Toques do infinito que se vislumbra em pronúncias erradas.

quinta-feira, 9 de fevereiro de 2012

O cachorro sob a mesa

Marcos 7, 24-30.
Hoje uma migalha caiu e alimentou o meu universo.
O Mestre decidiu sentar-se à mesa.
Ele devorou a hipocrisia em Tiro e Sidônia.
E pisou fronteiras.
Aos seus pés uma humanidade inteira em forma canina
Aguardava em silêncio expectante as sobras.
A mulher pagã batizou-se na espera.
Ela soube fazer milagre com uma partícula de atenção.
Sob a mesa dos saciados,
Um coração insaciável!
O desejo também late em forma de pedido.
Ela queria mastigar um Amor novo.
Ela tinha um vulcão dentro de si.
E precisava expelir lavas incandescentes.
Eu também, às vezes, sinto-me assentado sobre um vulcão.
Há em mim uma erupção entupida.
Meu pai não.
Na mesa de casa, na hora do almoço,
Até os cachorros se assentam.
O Pit é um pinscher atrevido.
Ninguém o chama.
Mas ele entra. Rosna. E espera.
Ele não late, mas tem dentes.
O Pit é virtuoso. Ele tem esperança.
Ele saiu de cima da tampa do vulcão.
Com seu olhar transcendente,
Ele suspira a meus pais uma migalha,
Que, nesse caso, não é de pão, mas de carne.
Minha mãe proíbe! Ele é cão, que viva de ração!

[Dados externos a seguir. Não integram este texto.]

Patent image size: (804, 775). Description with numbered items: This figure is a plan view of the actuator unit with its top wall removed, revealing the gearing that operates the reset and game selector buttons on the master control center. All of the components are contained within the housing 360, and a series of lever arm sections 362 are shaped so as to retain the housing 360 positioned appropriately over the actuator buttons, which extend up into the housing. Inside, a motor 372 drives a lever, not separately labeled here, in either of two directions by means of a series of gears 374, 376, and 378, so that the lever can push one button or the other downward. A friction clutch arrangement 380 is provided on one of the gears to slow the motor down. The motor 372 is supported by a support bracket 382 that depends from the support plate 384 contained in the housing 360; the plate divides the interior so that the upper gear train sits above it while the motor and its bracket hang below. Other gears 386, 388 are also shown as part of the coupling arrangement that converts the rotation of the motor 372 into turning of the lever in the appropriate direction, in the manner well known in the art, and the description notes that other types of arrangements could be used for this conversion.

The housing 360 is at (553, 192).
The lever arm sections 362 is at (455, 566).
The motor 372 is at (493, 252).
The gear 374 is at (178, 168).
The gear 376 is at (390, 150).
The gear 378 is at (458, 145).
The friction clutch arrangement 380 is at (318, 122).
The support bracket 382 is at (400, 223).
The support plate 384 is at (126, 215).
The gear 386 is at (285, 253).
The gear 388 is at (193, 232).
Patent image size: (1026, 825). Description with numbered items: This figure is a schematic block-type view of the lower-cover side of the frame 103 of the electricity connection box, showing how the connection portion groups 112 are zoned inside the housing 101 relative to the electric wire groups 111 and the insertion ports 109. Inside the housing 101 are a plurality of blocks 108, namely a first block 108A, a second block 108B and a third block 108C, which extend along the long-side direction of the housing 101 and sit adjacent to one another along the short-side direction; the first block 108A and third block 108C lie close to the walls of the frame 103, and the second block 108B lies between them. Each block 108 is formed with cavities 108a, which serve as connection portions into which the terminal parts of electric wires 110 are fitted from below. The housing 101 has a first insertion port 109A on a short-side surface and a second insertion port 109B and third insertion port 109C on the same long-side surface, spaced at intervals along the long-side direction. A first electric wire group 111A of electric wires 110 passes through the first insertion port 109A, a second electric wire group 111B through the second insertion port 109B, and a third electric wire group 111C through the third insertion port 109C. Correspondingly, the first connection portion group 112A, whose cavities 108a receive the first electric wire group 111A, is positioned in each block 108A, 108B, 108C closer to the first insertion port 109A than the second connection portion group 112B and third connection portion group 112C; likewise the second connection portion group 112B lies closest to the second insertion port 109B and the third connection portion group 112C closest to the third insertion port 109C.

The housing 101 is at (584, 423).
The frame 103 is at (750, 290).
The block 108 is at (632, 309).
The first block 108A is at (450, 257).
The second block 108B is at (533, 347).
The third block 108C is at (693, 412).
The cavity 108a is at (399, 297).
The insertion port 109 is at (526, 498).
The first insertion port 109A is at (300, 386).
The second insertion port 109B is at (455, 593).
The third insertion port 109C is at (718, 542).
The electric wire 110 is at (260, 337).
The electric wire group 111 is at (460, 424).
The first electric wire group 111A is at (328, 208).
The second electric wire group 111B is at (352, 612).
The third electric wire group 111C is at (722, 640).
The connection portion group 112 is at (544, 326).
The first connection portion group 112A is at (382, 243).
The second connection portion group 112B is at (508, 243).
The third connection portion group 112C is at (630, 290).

Mas meu pai, divino-humano em sua misericórdia,
Ingênua-propositalmente, como criança,
Derruba-joga-oferta muito mais do que um pedaço ao chão.
Prato-feito!
E o bichinho se sacia.
O Pit faz milagre com um osso sequer.
O que eu mais gosto no Pit é que ele salta atrás da migalha que cai.
E pega o pedaço no ar!
É uma espera pulante do Ser se manifestando.

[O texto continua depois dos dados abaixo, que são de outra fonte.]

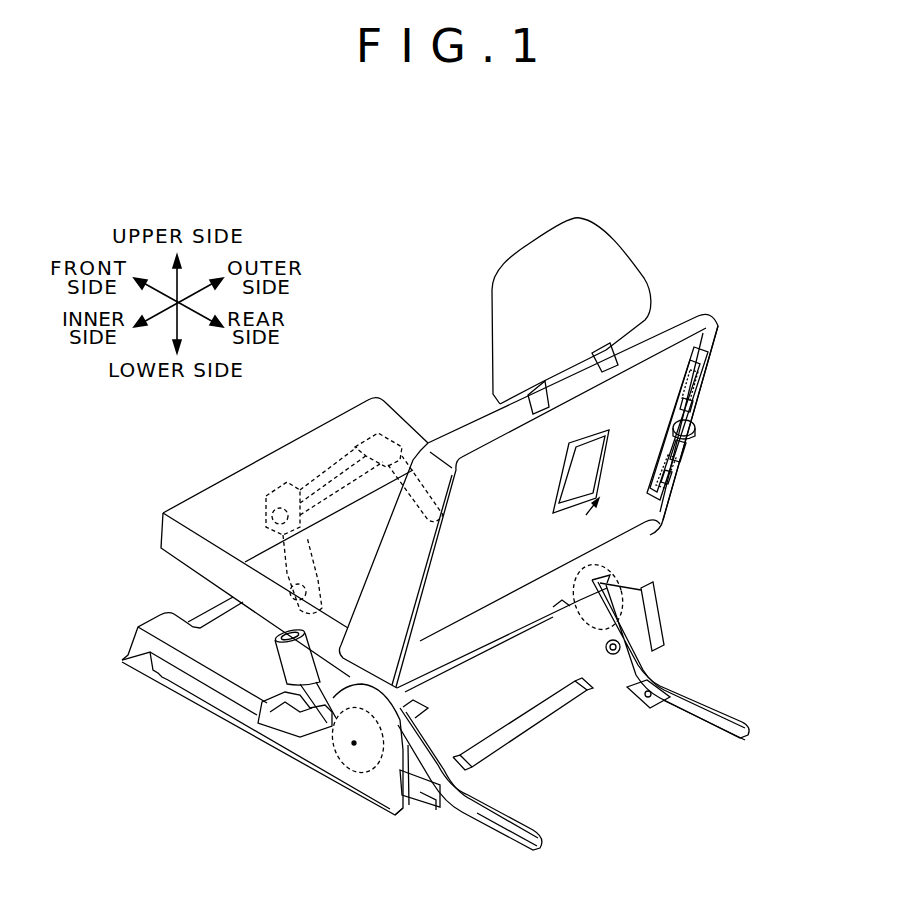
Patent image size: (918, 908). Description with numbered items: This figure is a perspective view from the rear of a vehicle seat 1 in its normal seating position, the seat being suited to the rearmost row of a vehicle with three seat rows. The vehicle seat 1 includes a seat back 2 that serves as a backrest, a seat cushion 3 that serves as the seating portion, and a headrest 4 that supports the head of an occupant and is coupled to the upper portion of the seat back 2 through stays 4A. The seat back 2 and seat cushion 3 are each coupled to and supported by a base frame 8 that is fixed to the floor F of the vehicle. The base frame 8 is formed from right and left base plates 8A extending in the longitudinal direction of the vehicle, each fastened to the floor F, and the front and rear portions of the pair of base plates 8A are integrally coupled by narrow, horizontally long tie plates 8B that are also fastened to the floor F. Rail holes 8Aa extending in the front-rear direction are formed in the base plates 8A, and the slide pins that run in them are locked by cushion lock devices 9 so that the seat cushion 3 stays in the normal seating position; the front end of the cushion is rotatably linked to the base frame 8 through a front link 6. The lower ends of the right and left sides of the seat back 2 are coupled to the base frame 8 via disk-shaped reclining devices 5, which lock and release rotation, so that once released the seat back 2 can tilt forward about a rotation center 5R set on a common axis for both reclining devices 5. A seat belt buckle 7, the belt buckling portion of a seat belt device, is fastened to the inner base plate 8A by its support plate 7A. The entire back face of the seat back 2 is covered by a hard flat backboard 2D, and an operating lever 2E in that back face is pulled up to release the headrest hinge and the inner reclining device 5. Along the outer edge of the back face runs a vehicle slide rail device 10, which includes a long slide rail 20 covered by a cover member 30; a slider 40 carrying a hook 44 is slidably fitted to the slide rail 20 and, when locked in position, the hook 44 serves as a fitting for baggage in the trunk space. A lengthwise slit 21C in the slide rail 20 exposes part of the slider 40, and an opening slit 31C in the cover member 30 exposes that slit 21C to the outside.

The vehicle seat 1 is at (376, 340).
The seat back 2 is at (471, 431).
The backboard 2D is at (684, 357).
The operating lever 2E is at (582, 466).
The seat cushion 3 is at (228, 492).
The headrest 4 is at (611, 266).
The stays 4A is at (594, 353).
The reclining device 5 is at (337, 745).
The rotation center 5R is at (353, 746).
The front link 6 is at (287, 547).
The seat belt buckle 7 is at (284, 652).
The support plate 7A is at (312, 693).
The base frame 8 is at (687, 632).
The base plate 8A is at (425, 738).
The rail hole 8Aa is at (465, 812).
The tie plate 8B is at (562, 695).
The cushion lock device 9 is at (413, 710).
The vehicle slide rail device 10 is at (710, 363).
The slide rail 20 is at (700, 378).
The cover member 30 is at (705, 397).
The slider 40 is at (695, 420).
The hook 44 is at (697, 436).
The slit 21C is at (672, 462).
The opening slit 31C is at (748, 477).
The floor F is at (585, 757).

Há um mim uma vontade maluca de saltar.
Sinto-me abrigado sob mesas fartas.
Mas vocacionado a fronteiras.
Eu, que estou abundado sobre um vulcão,
Desejo o divino que se faz migalha.
Que vive escondido nos pulos inebriados de quem espera.

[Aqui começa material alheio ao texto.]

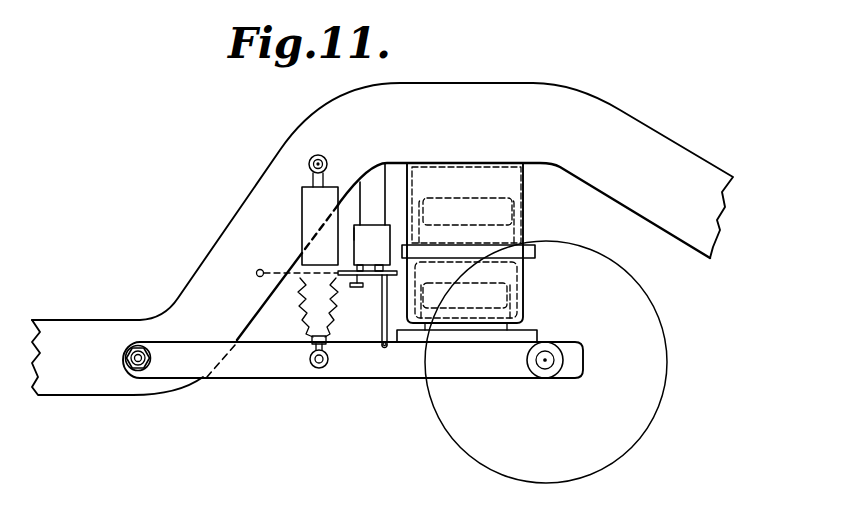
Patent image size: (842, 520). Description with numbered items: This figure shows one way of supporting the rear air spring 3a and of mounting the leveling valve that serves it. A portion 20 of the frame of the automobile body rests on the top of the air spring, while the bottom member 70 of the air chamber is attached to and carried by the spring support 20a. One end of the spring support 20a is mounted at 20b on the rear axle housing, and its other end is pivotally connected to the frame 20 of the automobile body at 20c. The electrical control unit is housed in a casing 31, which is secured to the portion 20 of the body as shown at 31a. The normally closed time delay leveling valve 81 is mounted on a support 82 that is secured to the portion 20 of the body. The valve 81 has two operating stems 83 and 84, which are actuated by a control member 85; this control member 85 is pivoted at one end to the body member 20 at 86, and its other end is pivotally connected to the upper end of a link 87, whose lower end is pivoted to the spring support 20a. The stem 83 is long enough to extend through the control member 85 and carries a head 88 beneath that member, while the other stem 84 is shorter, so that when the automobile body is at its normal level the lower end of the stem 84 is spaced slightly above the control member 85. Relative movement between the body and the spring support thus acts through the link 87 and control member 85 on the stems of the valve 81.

The portion of the frame of the automobile body 20 is at (382, 239).
The spring support 20a is at (270, 358).
The mounting on rear axle housing 20b is at (557, 348).
The pivotal connection 20c is at (128, 380).
The rear air spring 3a is at (528, 283).
The bottom member 70 is at (412, 335).
The casing 31 is at (305, 228).
The casing attachment 31a is at (310, 162).
The support 82 is at (368, 173).
The operating stem 84 is at (377, 265).
The time delay leveling valve 81 is at (358, 234).
The operating stem 83 is at (353, 268).
The pivot 86 is at (256, 276).
The head 88 is at (355, 291).
The control member 85 is at (382, 293).
The link 87 is at (380, 333).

Só tem direito de se saciar do deus-feito-pão no altar,
Áquele que o enxergou nos que estão sob a mesa
E que saltam.
Jesus, que percorreu fronteiras e incandesceu em lavas o universo,
Não apenas olhou os cachorrinhos famintos...
Ele se fez migalha.
O deus-amigalhado é o crucificado.
O eterno fragmentado em minúsculos pedaços de existência
Revela o desejo humano por banquetes.
Ainda que de migalhas-milagres,
Escondidas sob mesas fartas.
Ama verdadeiramente quem faz da fome um salto!